Serignan, fil conducteur de la Résistance de la gendarmerie

L’armistice signé, Hitler nomme le Général Otto Von Stülpnagel à la tête de la commission chargée de son application. Elle siège à Wiesbaden et a pour mission de mettre au pas cette France honnie. La faire danser longtemps le ventre creux. La direction générale de la gendarmerie mandate pour la représenter près du Général Huntziger, le Capitaine Sérignan.

Ce Saint Cyrien, ancien du SR, parlant couramment l’allemand, remarqué par sa hiérarchie pour ses qualités hors normes3, est chargé d’obtenir la reconnaissance de la départementale en zone occupée dans son statut antérieur et que cette dernière en zone libre reste sous l’autorité de la Défense. Il est également mandaté pour obtenir le rapatriement des 5 000 gendarmes qui sont prisonniers et faire en sorte que la Wehrmacht évacue les casernements de gendarmerie qu’elle occupe. Arrivé à Wiesbaden, Sérignan, s’appuyant sur des raisons d’ordre public, rédige une synthèse qui prône le retour de la gendarmerie en zone occupée dans ses garnisons du temps de paix et demande pour cette mission 20.000 hommes. Ceci est, finalement, acceptée par Von Stülpnagel sous réserve que son statut soit discuté avec l’administration militaire allemande. Quant à la garde mobile républicaine en zone occupée elle est dissoute et devient, en zone libre, la Garde forte de 6.000 hommes.

Le 19 Juillet, Sérignan s’installe à Paris pour discuter du statut de la Départementale en zone occupée. Les allemands veulent la mettre sous les ordres de la police mais Sérignan obtient du nouveau commandant militaire que, dans un premier temps, quelques milliers de gendarmes se réinstallent dans leurs départements d’origine sauf dans le Nord et dans l’Est en régime d’annexion déguisée. Ensuite, il obtient que, faute de pouvoir maintenir la Garde Mobile en zone occupée, il intègre 7.000 gardes dans la Départementale. Tout ceci fait, en septembre 1940, que la maréchaussée en zone occupée compte 14.600 hommes dont 375 officiers. Pour le retour des 5.000 gendarmes prisonniers, Sérignan obtient d’Otto Von Stülpnagel le retour de 1.000 mis en congé de captivité puis d’un autre millier et, enfin, en mai 1941, de 2.385. Tous les libérés entrent dans la Départementale en zone occupée. Au final, avec la création d’une gendarmerie auxiliaire de 1.000 hommes chargés de la surveillance des ouvrages publics, et le recrutement de 1.200 autres gardes au titre « d’anciens combattants l’effectif VISÉ de 20.000 passe à 23 000. Pour éviter que la gendarmerie passe de la Défense à la police en zone occupée, Sérignan obtient qu’elle soit rattachée à la Délégation générale de l’Etat français à Paris ce qui, de fait, permet à la Direction générale de la gendarmerie près de la Défense d’avoir sous son autorité la Départementale de zone occupée.

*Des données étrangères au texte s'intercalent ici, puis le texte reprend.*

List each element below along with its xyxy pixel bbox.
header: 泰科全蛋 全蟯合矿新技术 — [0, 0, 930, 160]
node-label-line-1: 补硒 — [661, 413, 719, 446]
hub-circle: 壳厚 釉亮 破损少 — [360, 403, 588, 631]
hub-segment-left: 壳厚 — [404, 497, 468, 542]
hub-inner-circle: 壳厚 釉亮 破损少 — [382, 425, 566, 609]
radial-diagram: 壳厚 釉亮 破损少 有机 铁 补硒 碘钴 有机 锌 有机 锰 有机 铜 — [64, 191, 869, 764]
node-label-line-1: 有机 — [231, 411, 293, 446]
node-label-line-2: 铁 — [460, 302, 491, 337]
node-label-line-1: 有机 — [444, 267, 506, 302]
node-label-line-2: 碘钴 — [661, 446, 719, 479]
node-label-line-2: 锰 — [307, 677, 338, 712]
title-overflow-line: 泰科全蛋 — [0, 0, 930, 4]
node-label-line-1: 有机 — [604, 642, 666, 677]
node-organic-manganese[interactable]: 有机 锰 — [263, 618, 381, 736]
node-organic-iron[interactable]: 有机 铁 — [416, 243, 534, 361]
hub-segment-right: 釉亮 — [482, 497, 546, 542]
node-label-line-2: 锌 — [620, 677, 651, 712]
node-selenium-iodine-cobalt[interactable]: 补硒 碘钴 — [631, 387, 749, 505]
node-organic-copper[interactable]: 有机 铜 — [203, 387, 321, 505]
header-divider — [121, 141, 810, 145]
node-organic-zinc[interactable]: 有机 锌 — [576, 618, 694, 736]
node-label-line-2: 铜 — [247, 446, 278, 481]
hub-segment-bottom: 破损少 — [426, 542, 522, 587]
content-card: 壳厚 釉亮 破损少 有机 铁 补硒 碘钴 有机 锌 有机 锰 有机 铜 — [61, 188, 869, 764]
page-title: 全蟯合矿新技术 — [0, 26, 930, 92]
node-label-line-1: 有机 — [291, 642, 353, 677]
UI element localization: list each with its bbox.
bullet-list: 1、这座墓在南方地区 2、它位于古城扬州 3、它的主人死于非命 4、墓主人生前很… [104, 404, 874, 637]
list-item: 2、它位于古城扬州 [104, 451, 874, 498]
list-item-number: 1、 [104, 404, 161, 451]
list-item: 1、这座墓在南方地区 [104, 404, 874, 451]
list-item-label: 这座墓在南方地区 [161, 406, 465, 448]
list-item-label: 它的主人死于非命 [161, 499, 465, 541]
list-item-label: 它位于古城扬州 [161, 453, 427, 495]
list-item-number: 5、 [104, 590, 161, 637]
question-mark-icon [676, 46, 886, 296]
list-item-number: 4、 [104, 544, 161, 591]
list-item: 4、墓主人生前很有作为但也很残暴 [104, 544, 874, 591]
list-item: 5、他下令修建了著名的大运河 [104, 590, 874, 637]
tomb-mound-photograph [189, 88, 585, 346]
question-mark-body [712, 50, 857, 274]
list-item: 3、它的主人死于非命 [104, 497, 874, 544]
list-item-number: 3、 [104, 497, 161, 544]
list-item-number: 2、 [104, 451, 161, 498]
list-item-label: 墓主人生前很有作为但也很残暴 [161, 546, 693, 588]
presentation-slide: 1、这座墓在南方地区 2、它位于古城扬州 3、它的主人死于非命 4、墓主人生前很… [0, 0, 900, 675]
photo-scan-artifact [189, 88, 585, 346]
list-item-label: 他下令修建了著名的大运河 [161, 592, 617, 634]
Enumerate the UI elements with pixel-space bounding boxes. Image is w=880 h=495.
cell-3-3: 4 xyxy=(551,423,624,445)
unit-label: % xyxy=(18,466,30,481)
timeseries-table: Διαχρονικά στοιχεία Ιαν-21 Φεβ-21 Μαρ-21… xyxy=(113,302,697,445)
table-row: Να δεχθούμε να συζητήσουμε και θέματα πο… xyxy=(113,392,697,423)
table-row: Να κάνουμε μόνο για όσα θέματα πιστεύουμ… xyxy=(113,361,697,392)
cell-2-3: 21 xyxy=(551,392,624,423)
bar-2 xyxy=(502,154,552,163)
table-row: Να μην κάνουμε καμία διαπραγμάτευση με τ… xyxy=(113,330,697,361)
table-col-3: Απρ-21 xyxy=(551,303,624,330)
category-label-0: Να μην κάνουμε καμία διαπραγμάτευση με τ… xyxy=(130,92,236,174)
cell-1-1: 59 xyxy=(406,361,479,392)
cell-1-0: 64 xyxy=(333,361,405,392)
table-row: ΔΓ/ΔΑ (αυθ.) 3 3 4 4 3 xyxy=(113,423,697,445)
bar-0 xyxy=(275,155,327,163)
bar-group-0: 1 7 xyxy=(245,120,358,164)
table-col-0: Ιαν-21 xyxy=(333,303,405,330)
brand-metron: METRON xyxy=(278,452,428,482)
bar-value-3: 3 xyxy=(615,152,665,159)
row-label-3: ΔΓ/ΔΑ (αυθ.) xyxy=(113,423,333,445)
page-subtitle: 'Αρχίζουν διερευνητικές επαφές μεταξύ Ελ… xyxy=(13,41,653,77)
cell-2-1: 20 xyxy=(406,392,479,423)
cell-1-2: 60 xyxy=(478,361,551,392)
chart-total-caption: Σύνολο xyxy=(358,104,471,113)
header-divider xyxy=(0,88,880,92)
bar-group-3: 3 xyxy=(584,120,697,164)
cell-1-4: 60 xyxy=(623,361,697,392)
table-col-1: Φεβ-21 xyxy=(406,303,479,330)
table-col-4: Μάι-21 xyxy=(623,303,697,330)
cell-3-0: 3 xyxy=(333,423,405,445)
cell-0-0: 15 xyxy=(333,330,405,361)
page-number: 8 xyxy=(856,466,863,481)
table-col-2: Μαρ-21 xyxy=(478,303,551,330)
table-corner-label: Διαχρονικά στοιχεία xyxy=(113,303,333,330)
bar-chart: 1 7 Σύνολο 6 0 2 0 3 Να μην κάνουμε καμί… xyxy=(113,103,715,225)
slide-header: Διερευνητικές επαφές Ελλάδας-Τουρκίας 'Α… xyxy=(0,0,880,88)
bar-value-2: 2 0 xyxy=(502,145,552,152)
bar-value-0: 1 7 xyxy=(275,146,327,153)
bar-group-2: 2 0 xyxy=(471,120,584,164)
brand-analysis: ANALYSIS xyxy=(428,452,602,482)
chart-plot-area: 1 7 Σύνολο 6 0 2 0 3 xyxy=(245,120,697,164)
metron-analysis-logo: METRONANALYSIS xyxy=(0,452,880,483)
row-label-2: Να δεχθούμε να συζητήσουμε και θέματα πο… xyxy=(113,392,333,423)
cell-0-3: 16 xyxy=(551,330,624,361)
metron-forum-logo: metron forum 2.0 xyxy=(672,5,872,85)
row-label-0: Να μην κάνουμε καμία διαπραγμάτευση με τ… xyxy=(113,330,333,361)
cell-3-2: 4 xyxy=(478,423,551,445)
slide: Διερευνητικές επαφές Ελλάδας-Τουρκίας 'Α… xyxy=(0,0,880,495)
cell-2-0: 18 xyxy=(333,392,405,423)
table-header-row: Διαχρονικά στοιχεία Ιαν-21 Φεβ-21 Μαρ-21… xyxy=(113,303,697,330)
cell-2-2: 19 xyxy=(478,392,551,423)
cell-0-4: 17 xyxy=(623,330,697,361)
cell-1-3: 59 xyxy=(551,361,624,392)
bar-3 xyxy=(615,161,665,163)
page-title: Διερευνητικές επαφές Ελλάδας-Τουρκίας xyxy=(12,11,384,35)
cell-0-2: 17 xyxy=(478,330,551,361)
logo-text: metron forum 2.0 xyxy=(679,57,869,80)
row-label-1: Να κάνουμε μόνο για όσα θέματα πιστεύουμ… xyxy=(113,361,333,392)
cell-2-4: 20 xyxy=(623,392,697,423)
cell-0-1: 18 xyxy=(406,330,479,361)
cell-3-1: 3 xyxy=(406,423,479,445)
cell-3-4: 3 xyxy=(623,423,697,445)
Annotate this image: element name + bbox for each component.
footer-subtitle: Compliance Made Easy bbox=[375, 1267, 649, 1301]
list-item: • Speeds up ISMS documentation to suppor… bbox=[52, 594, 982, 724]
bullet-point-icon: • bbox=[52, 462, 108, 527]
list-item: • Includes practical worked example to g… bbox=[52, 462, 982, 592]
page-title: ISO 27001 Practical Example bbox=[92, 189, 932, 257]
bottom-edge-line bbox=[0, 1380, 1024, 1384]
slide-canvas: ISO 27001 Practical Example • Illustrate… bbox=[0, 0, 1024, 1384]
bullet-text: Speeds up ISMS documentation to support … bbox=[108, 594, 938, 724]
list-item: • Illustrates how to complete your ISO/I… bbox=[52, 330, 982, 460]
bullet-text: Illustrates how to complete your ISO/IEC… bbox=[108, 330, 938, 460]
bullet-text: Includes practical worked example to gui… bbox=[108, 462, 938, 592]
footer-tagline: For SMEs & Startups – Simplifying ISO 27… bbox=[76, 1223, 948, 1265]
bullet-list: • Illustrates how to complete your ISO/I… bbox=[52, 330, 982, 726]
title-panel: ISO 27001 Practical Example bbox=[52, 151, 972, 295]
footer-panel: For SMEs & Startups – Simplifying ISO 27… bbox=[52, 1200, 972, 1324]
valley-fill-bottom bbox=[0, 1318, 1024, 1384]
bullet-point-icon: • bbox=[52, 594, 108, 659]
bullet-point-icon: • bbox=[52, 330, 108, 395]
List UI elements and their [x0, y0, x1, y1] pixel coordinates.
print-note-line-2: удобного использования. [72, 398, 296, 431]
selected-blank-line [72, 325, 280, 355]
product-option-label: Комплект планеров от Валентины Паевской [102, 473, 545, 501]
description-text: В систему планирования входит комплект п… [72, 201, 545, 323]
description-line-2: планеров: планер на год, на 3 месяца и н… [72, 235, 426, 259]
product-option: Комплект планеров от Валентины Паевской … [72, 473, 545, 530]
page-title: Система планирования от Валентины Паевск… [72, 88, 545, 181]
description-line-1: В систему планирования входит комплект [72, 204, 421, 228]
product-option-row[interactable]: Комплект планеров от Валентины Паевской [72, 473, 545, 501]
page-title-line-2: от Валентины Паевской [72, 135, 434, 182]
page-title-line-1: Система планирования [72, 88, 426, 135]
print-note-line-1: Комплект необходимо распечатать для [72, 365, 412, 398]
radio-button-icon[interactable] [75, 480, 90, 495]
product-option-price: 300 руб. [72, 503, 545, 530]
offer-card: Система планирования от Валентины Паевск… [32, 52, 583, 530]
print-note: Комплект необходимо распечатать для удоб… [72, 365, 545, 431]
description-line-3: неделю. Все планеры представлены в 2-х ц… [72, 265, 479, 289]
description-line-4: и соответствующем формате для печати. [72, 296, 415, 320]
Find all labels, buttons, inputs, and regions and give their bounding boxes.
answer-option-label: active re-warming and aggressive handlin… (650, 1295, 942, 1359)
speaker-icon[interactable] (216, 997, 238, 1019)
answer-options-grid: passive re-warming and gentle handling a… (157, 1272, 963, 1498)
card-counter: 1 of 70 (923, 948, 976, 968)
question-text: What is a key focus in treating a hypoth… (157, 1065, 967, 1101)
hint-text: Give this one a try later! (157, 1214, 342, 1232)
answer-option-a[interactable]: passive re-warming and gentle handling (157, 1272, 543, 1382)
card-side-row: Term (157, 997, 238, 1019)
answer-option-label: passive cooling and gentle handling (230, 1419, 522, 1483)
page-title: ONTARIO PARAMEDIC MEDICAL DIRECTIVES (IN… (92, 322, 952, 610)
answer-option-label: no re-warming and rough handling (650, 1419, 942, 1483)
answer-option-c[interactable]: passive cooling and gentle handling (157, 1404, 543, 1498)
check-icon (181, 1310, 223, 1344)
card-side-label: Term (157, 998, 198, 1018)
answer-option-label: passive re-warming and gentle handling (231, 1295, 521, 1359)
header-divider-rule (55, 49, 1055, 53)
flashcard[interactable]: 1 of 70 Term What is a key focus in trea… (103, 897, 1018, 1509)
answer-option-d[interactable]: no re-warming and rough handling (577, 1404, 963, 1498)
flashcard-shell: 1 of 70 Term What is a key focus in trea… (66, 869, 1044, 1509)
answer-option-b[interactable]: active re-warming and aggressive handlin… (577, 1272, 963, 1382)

Sérignan a mené toutes ces négociations à Paris où il s’est installé comme chef de La section Gendarmerie en Territoire Occupée (SGTO). Au fur et mesure que la Départementale va s’implanter en zone occupée, la SGTO va se décentraliser pour défendre les brigades près des Kommandanturs afin que la Départementale puisse remplir ses missions classiques locales et, du fait des circonstances, des missions occultes relevant de multiples engagements personnels émanant tant de la hiérarchie que de simples gendarmes. Il n’est pas possible de décrire ici tous ces engagements. Pour cela il faut lire le livre. Par contre j’ai retenu quelques engagements qui montreront aux lecteurs de ce DIGEST l’étendue et la diversité des actions de Résistance ainsi que leur foisonnement au sein de la gendarmerie. Sitôt les brigades en place en zone occupée et avec des fiches de démobilisation timbrées à l’avance, par des services militaires de la zone libre qui sont complices, Sérignan et le SGTO va démobiliser des milliers de mobilisés échappés de l’encerclement de leurs unités par les allemands qui les réclament comme prisonniers de guerre ! Les allemands s’aperçoivent de la manœuvre, s’en plaignent et s’en irritent. En particulier, le colonel Helmut Knochen. Sérignan est contraint à la prudence d’autant qu’à la tête de la Délégation générale de l’Etat français à Paris qui a autorité sur la SGTO, Léon Noêl est remplacé par Fernand de Brinon, germanophile grand teint, reçu plusieurs fois par Hitler dès 1933 et surnommé, dans l’administration préfectorale, l’Anguille eu égard à sa souplesse d’échine.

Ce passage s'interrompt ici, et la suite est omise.